By Junior Isles, Managing Editor

They say one man’s meat is another man’s poison. One man’s trash, another man’s treasure. To some extent, it’s what keeps the world of business turning. Two power stations recently sold in the UK were described by the seller as an investment which “was a major disappointment”. Yet for the buyer, the “acquisition was consistent with its strategic objectives”.

Edison Mission Energy (EME) announced it was selling two UK coal fired stations, Fiddler’s Ferry and Ferrybridge, to AEP for £650m ($910m) – just half the price it paid for them in 1999.

Paying too high a price for anything is always a bad move but in today’s rapidly changing and complex markets, how much is too much? And how do you know whether what seemed to be a good deal will not turn out to be a good deal of trouble? These are questions which are becoming increasingly important as markets on both sides of the Atlantic and parts of Asia continue to deregulate.

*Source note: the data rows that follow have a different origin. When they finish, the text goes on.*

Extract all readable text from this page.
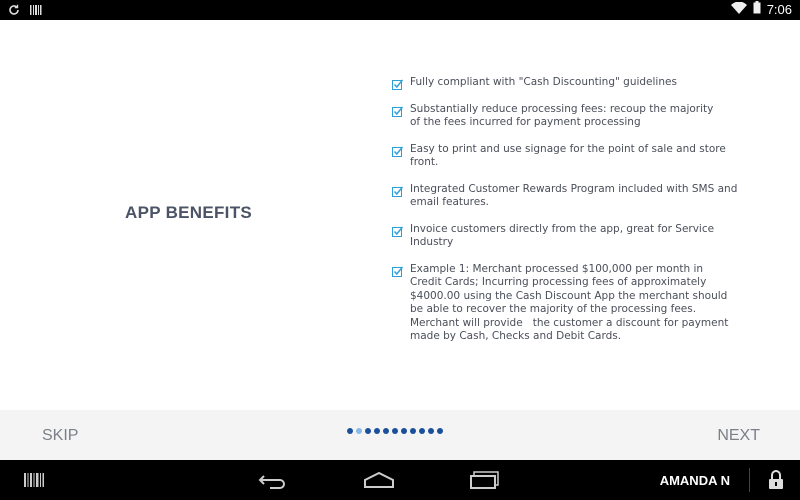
7:06
APP BENEFITS
Fully compliant with "Cash Discounting" guidelines
Substantially reduce processing fees: recoup the majority
of the fees incurred for payment processing
Easy to print and use signage for the point of sale and store
front.
Integrated Customer Rewards Program included with SMS and
email features.
Invoice customers directly from the app, great for Service
Industry
Example 1: Merchant processed $100,000 per month in
Credit Cards; Incurring processing fees of approximately
$4000.00 using the Cash Discount App the merchant should
be able to recover the majority of the processing fees.
Merchant will provide   the customer a discount for payment
made by Cash, Checks and Debit Cards.
SKIP	NEXT
AMANDA N
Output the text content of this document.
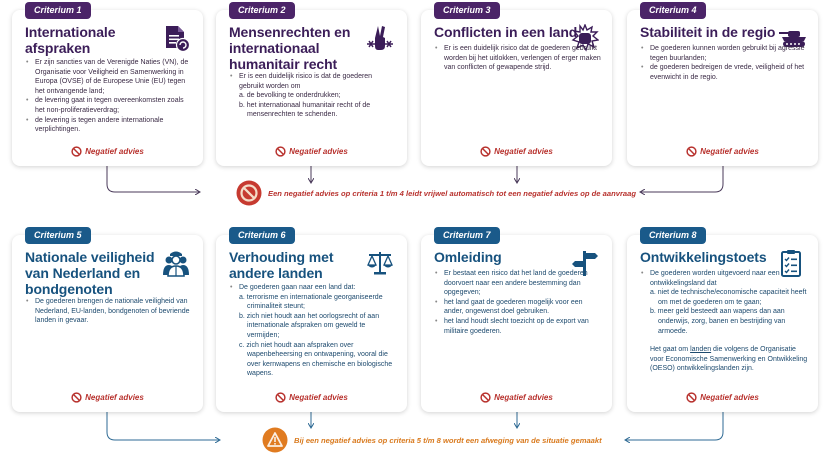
Criterium 1
Internationale
afspraken
• Er zijn sancties van de Verenigde Naties (VN), de Organisatie voor Veiligheid en Samenwerking in Europa (OVSE) of de Europese Unie (EU) tegen het ontvangende land;
• de levering gaat in tegen overeenkomsten zoals het non-proliferatieverdrag;
• de levering is tegen andere internationale verplichtingen.
Negatief advies
Criterium 2
Mensenrechten en
internationaal
humanitair recht
• Er is een duidelijk risico is dat de goederen gebruikt worden om
a. de bevolking te onderdrukken;
b. het internationaal humanitair recht of de mensenrechten te schenden.
Negatief advies
Criterium 3
Conflicten in een land
• Er is een duidelijk risico dat de goederen gebruikt worden bij het uitlokken, verlengen of erger maken van conflicten of gewapende strijd.
Negatief advies
Criterium 4
Stabiliteit in de regio
• De goederen kunnen worden gebruikt bij agressie tegen buurlanden;
• de goederen bedreigen de vrede, veiligheid of het evenwicht in de regio.
Negatief advies
Een negatief advies op criteria 1 t/m 4 leidt vrijwel automatisch tot een negatief advies op de aanvraag
Criterium 5
Nationale veiligheid
van Nederland en
bondgenoten
• De goederen brengen de nationale veiligheid van Nederland, EU-landen, bondgenoten of bevriende landen in gevaar.
Negatief advies
Criterium 6
Verhouding met
andere landen
• De goederen gaan naar een land dat:
a. terrorisme en internationale georganiseerde criminaliteit steunt;
b. zich niet houdt aan het oorlogsrecht of aan internationale afspraken om geweld te vermijden;
c. zich niet houdt aan afspraken over wapenbeheersing en ontwapening, vooral die over kernwapens en chemische en biologische wapens.
Negatief advies
Criterium 7
Omleiding
• Er bestaat een risico dat het land de goederen doorvoert naar een andere bestemming dan opgegeven;
• het land gaat de goederen mogelijk voor een ander, ongewenst doel gebruiken.
• het land houdt slecht toezicht op de export van militaire goederen.
Negatief advies
Criterium 8
Ontwikkelingstoets
• De goederen worden uitgevoerd naar een ontwikkelingsland dat
a. niet de technische/economische capaciteit heeft om met de goederen om te gaan;
b. meer geld besteedt aan wapens dan aan onderwijs, zorg, banen en bestrijding van armoede.
Het gaat om landen die volgens de Organisatie voor Economische Samenwerking en Ontwikkeling (OESO) ontwikkelingslanden zijn.
Negatief advies
Bij een negatief advies op criteria 5 t/m 8 wordt een afweging van de situatie gemaakt
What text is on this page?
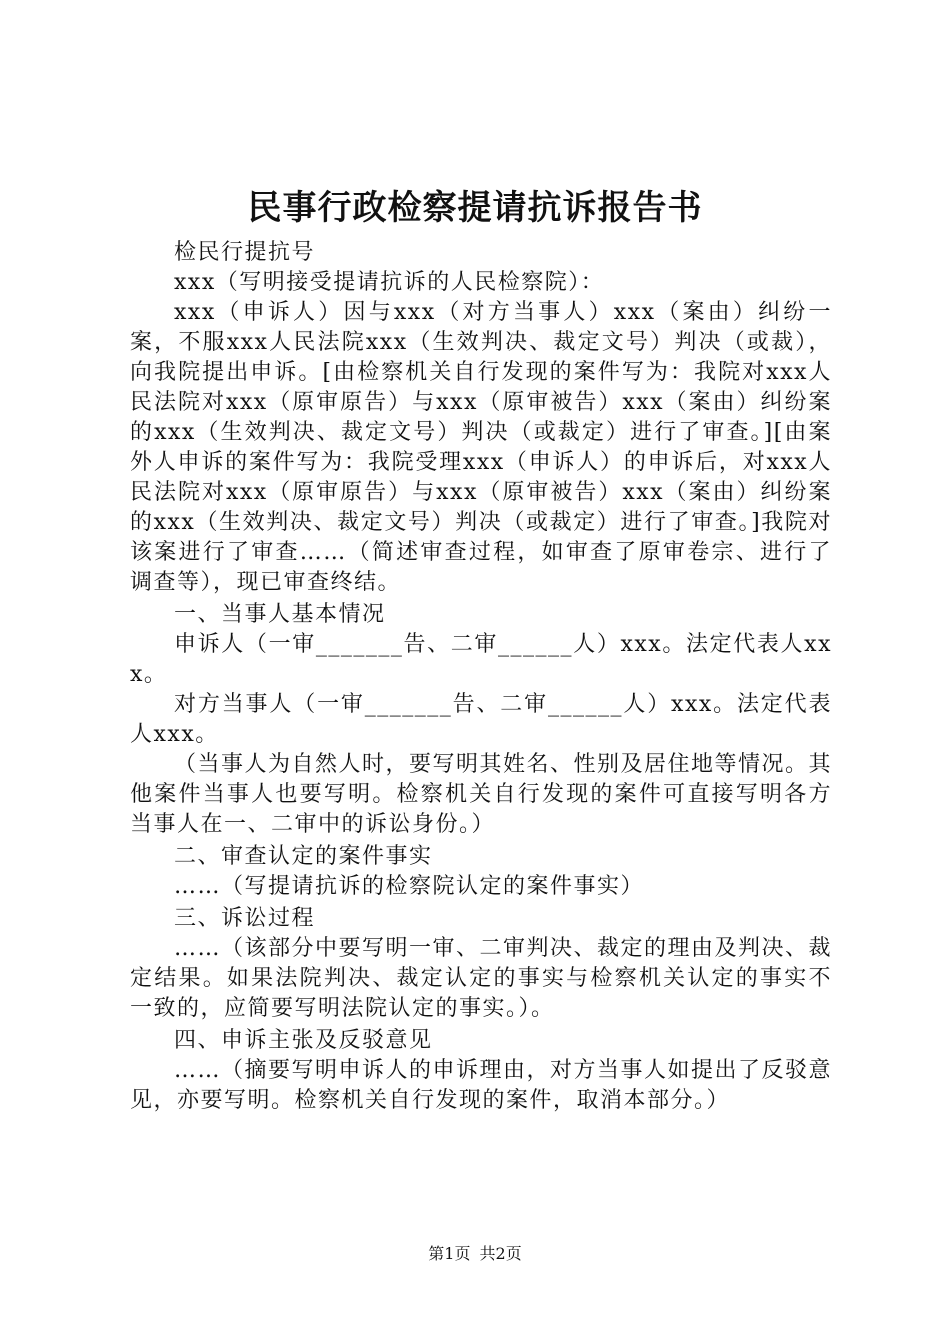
民事行政检察提请抗诉报告书

检民行提抗号

xxx（写明接受提请抗诉的人民检察院）：

xxx（申诉人）因与xxx（对方当事人）xxx（案由）纠纷一案，不服xxx人民法院xxx（生效判决、裁定文号）判决（或裁），向我院提出申诉。[由检察机关自行发现的案件写为：我院对xxx人民法院对xxx（原审原告）与xxx（原审被告）xxx（案由）纠纷案的xxx（生效判决、裁定文号）判决（或裁定）进行了审查。][由案外人申诉的案件写为：我院受理xxx（申诉人）的申诉后，对xxx人民法院对xxx（原审原告）与xxx（原审被告）xxx（案由）纠纷案的xxx（生效判决、裁定文号）判决（或裁定）进行了审查。]我院对该案进行了审查……（简述审查过程，如审查了原审卷宗、进行了调查等），现已审查终结。

一、当事人基本情况

申诉人（一审_______告、二审______人）xxx。法定代表人xxx。

对方当事人（一审_______告、二审______人）xxx。法定代表人xxx。

（当事人为自然人时，要写明其姓名、性别及居住地等情况。其他案件当事人也要写明。检察机关自行发现的案件可直接写明各方当事人在一、二审中的诉讼身份。）

二、审查认定的案件事实

……（写提请抗诉的检察院认定的案件事实）

三、诉讼过程

……（该部分中要写明一审、二审判决、裁定的理由及判决、裁定结果。如果法院判决、裁定认定的事实与检察机关认定的事实不一致的，应简要写明法院认定的事实。）。

四、申诉主张及反驳意见

……（摘要写明申诉人的申诉理由，对方当事人如提出了反驳意见，亦要写明。检察机关自行发现的案件，取消本部分。）

第1页 共2页
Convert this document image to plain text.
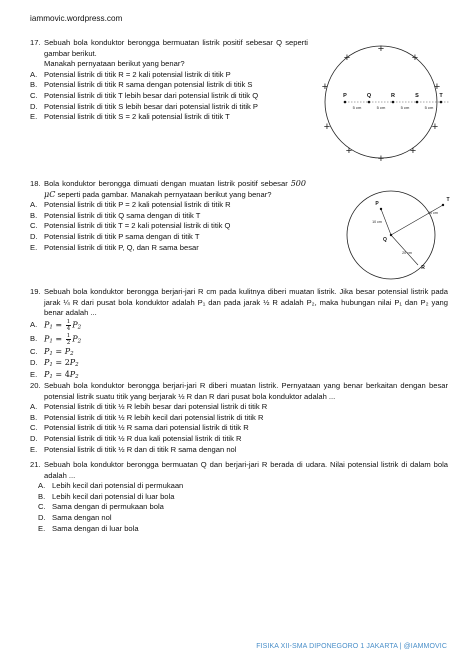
iammovic.wordpress.com
17. Sebuah bola konduktor berongga bermuatan listrik positif sebesar Q seperti gambar berikut.
Manakah pernyataan berikut yang benar?
A. Potensial listrik di titik R = 2 kali potensial listrik di titik P
B. Potensial listrik di titik R sama dengan potensial listrik di titik S
C. Potensial listrik di titik T lebih besar dari potensial listrik di titik Q
D. Potensial listrik di titik S lebih besar dari potensial listrik di titik P
E. Potensial listrik di titik S = 2 kali potensial listrik di titik T
+
+	+
+	+
+	+
+	+
+
P	Q	R	S	T
5 cm	5 cm	5 cm	5 cm
18. Bola konduktor berongga dimuati dengan muatan listrik positif sebesar 500 μC seperti pada gambar. Manakah pernyataan berikut yang benar?
A. Potensial listrik di titik P = 2 kali potensial listrik di titik R
B. Potensial listrik di titik Q sama dengan di titik T
C. Potensial listrik di titik T = 2 kali potensial listrik di titik Q
D. Potensial listrik di titik P sama dengan di titik T
E. Potensial listrik di titik P, Q, dan R sama besar
P
Q
R
T
10 cm
20 cm
10 cm
19. Sebuah bola konduktor berongga berjari-jari R cm pada kulitnya diberi muatan listrik. Jika besar potensial listrik pada jarak ¼ R dari pusat bola konduktor adalah P₁ dan pada jarak ½ R adalah P₂, maka hubungan nilai P₁ dan P₂ yang benar adalah ...
A. $P1 = \frac{1}{4} P2$
B. $P1 = \frac{1}{2} P2$
C. P1 = P2
D. P1 = 2P2
E. P1 = 4P2
20. Sebuah bola konduktor berongga berjari-jari R diberi muatan listrik. Pernyataan yang benar berkaitan dengan besar potensial listrik suatu titik yang berjarak ½ R dan R dari pusat bola konduktor adalah ...
A. Potensial listrik di titik ½ R lebih besar dari potensial listrik di titik R
B. Potensial listrik di titik ½ R lebih kecil dari potensial listrik di titik R
C. Potensial listrik di titik ½ R sama dari potensial listrik di titik R
D. Potensial listrik di titik ½ R dua kali potensial listrik di titik R
E. Potensial listrik di titik ½ R dan di titik R sama dengan nol
21. Sebuah bola konduktor berongga bermuatan Q dan berjari-jari R berada di udara. Nilai potensial listrik di dalam bola adalah ...
A. Lebih kecil dari potensial di permukaan
B. Lebih kecil dari potensial di luar bola
C. Sama dengan di permukaan bola
D. Sama dengan nol
E. Sama dengan di luar bola
FISIKA XII-SMA DIPONEGORO 1 JAKARTA | @IAMMOVIC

As new trading arrangements are introduced, the economics of an investor’s original investment are invariably altered. Commenting on the sale, Jonathan Green, an EME spokesperson said: “Wholesale electricity prices have fallen more than expected over the last two years. We can work within a deregulated market such as the UK but the new trading arrangements have been less attractive than we thought they would be. There is a question mark over how attractive it is to build new capacity under these circumstances. The two coal fired plants faced the problem of having to sell into the short term market.”

There has been a fair amount of asset selling in the UK in the run-up to the new market, and although it may be a slightly different scenario this time, it begs the question: will we see a another mass exodus from the UK as market conditions change? Throughout the mid-90s a number of US companies flocked to buy predominantly UK regional electricity companies. Just a couple of years later, many were beating a hasty retreat prompted by a change in market conditions and government policy.

Ironically, AEP was one of those companies. But this time, the company is in Europe with a different strategy in mind. Pat Hemlepp, an AEP spokesperson explained: “Our strategy has evolved since 1996. Back then we were a wires company looking at the retail market and the wires business. Having studied what we’ve done in the US [in the wholesale business], we are now looking to bring that to Europe.”

In addition to being the largest generator in the US, AEP has also become a leading wholesale energy marketer and trader. It now ranks second in the US in electricity volume and has a growing presence in natural gas.

AEP has had an office in the UK for 18 months but has been waiting for the right assets to back its trading approach. It was more than happy to snap up EME’s ‘cast-offs’. “When we first set up, we wanted assets but felt we would be paying too much based on the market conditions,” said Hemlepp.

At $910m for 4000 MW, AEP is paying about $200/kW, which according to the company is an attractive price based on current market conditions in the UK. Hemlepp explained: “Electricity prices have bottomed out. The forward price curve shows no escalation but prices won’t go much lower. This means we can be profitable at the price we paid.”

What makes this an interesting transaction is that it will demonstrate that the key to being successful in a fully deregulated market is first to have a full understanding of the market and secondly, know how to best utilise your assets by taking an integrated approach right across the energy supply chain. Hemlepp said: “The first thing we did was hire an analyst to set up a knowledge-base about the market. We are constantly analysing the market and purchases are based on what the projections show us. Most significantly, these two assets are the first step in our asset-backed approach to electricity trading. The plants will be used differently to how they were used before. They will work closely with the trading office”

It will be interesting to see how power companies like AEP, Duke Energy, Enron and TXU Energy make their money in the future. Certainly in the right hands, a ‘worthless’ asset could turn out to be a priceless antique.